Thursday, March 19, 2009
FILLING THE EMPTY SPACES
I am beginning to understand why so many women pressure their adult offspring to hurry and produce grandchildren. (Never fear, my darlings! I don't intend to be one of them.) Fortunately for all of us, I stumbled into creativity and passion just in the nick of time. Now I am reveling in the opportunities for pursuing these passions. I absolutely adore having so much time to myself, and the freedom to choose how I spend it. And yet, I still feel pangs when I think about what I have left behind me, for I also adored being a mother, and I was pretty darned good at it! (how's that for humble?)
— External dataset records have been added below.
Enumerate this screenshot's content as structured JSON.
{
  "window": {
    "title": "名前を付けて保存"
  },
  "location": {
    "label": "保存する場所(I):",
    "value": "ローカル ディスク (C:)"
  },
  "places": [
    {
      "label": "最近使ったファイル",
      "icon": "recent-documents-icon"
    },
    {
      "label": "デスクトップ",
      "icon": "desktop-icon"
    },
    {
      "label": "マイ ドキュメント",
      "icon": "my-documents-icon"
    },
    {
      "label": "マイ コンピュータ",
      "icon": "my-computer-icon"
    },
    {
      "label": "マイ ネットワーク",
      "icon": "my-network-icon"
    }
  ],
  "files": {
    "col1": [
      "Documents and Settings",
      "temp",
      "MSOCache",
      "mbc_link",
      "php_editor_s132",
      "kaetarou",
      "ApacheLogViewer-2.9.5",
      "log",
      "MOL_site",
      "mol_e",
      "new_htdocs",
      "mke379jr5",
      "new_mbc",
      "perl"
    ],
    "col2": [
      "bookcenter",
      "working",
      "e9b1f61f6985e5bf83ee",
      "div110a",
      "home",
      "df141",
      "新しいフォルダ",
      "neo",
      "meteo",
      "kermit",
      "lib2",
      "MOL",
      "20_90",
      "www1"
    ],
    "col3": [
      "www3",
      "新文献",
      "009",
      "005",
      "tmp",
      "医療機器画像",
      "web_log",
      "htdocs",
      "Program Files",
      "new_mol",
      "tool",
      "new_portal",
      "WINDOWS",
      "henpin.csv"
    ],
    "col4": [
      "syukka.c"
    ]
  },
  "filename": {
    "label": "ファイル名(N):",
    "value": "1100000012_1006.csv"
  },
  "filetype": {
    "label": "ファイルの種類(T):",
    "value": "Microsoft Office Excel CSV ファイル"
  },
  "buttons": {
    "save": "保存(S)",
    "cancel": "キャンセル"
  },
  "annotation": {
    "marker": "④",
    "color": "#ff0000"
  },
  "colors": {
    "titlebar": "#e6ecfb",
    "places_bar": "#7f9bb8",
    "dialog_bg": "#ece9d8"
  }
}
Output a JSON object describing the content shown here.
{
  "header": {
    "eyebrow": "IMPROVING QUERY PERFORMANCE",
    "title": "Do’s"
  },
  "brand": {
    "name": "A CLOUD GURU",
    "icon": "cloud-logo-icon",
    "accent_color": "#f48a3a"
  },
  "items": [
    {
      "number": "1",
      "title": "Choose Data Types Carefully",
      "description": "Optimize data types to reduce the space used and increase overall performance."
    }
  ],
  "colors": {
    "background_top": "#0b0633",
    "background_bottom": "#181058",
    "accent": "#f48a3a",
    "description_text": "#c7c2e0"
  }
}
Now, just when my youngest is about to graduate from college, and I should be ecstatic about his soon-to-be independence, I had to go and discover all those mommy-bloggers. Talk about feeling torn! I am so jealous that I didn't have the outlet of blogging when I was raising my kids, especially when we were living in Indonesia (can you believe I couldn't even e-mail home in the early 90's?)
I usually tell people that I didn't awaken to my creativity until my mid-40's, after reading Simple Abundance and The Artist's Way, but that's not completely true. It was in Indonesia that the first seeds were planted. I was away from parental advice and censure, and finally had a bit of domestic help, some free time and a little discretionary income, but had nowhere to go and nothing to spend it on! The kids were my passion then, and as they say, "necessity is the mother of invention." I had no choice but to get creative! I had kids to entertain, costumes to create, birthday parties to throw, meals to cook, holidays to celebrate... And, I had to do it all with the barest minimum of supplies, in a climate of never-ending sameness. So, when I read blogs like Soulemama, Beauty that Moves, Redneck Mother and Blue Yonder, I can't help but feel nostalgic. They are now living what was my life and passion for many years, but now it's all over, and I did a lousy job of recording it!
Scary thought: what if I had ended up like so many other women out there? What if I had become so caught up in raising the kids that I had never even got around to discovering my authentic self, figuring out what makes me happy, or opening up to my creativity and passions? Well, I think it's safe to say that, it's easy to see why there are so many TV shows that feature nutty mother-in-laws like the one on Everybody Loves Raymond. I think there are too many women out there who ended up feeling like empty shells, once their last chick flew the coop, and they are desperately waiting for someone or something to fill them up again. They are thinking that perhaps grandchildren would do the trick.
I say, "Don't count on it!" Learn to fill yourself up, instead. Of course, there's no harm in my keeping a folder full of crafty kid ideas, is there? Ideas that I've gleaned from my favorite Mommy-Bloggers. It never hurts to be prepared, right? I'm just saying, if and when I do have grandkids, and if and when they do come to visit, we're gonna have some kind of fun!!!